Azure Blob Storage Query​

runtime:
params:
url_tables: enabled

Set the account via environment variable:

export AZURE_STORAGE_ACCOUNT=mystorageaccount
export AZURE_STORAGE_KEY=${your_access_key}

Or include the account in the URL:

SELECT *
FROM 'abfss://mycontainer@mystorageaccount.dfs.core.windows.net/data/'
LIMIT 10

Cross-Source Query​

URL tables can be combined with registered datasets in federated queries:

runtime:
params:
url_tables: enabled

datasets:
- from: postgres:orders
name: orders
params:
pg_host: localhost
pg_db: mydb
-- Join a registered dataset with an ad-hoc S3 query
SELECT o.order_id, o.customer_id, s.product_name
FROM orders o
JOIN 's3://my-bucket/products.parquet' s ON o.product_id = s.id

Considerations​

  • Schema Inference: The schema is inferred from the files at query time.
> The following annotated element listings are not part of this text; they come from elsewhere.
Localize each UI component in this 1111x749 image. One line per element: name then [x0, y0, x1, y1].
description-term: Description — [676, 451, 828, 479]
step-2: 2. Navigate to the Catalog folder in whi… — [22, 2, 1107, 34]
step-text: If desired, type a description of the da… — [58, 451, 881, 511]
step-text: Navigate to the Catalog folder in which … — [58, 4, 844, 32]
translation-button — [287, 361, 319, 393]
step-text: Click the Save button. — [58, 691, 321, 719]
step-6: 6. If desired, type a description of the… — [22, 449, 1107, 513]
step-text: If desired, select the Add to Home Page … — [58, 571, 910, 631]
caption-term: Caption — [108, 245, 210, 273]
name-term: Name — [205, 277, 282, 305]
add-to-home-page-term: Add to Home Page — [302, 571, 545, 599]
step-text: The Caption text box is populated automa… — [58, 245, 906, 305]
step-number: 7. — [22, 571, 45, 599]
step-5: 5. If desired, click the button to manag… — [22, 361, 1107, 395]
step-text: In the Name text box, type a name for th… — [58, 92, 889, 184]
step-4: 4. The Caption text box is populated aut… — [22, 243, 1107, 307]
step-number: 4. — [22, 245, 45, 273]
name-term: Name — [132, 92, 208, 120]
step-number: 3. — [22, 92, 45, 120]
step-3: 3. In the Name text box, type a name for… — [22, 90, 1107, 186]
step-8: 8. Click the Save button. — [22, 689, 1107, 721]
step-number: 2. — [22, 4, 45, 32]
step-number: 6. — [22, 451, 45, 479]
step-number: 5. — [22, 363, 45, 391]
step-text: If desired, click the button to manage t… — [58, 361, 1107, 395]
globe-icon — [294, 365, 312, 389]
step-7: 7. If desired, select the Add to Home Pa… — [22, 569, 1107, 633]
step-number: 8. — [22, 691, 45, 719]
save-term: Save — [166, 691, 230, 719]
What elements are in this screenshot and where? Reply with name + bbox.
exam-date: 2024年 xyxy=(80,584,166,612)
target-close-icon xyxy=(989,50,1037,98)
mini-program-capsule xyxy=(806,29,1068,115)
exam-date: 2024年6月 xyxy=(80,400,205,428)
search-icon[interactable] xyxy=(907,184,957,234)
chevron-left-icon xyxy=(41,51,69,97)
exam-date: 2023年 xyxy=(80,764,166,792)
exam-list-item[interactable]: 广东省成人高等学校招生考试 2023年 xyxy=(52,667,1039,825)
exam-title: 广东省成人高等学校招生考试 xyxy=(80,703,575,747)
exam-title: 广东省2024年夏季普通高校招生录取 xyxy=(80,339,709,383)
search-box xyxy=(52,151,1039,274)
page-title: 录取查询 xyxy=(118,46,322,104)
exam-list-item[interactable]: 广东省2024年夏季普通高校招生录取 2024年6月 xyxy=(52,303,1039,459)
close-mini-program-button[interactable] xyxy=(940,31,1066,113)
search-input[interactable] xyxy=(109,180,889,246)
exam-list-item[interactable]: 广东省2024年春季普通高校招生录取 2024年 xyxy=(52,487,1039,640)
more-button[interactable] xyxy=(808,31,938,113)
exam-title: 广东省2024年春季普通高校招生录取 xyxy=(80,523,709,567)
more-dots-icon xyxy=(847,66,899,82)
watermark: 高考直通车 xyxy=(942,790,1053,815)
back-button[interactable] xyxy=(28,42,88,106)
For best performance with large datasets, consider registering datasets in the Spicepod.
  • File Format Detection: File formats are automatically inferred from file extensions. Supported formats include Parquet, CSV, and JSON.
  • Performance: URL tables query data directly from the object store without local acceleration. For frequently accessed data or performance-critical queries, register datasets with data acceleration.
  • Authentication Scope: URL table queries use environment-level credentials. For queries requiring different credentials per source, register datasets with explicit authentication parameters.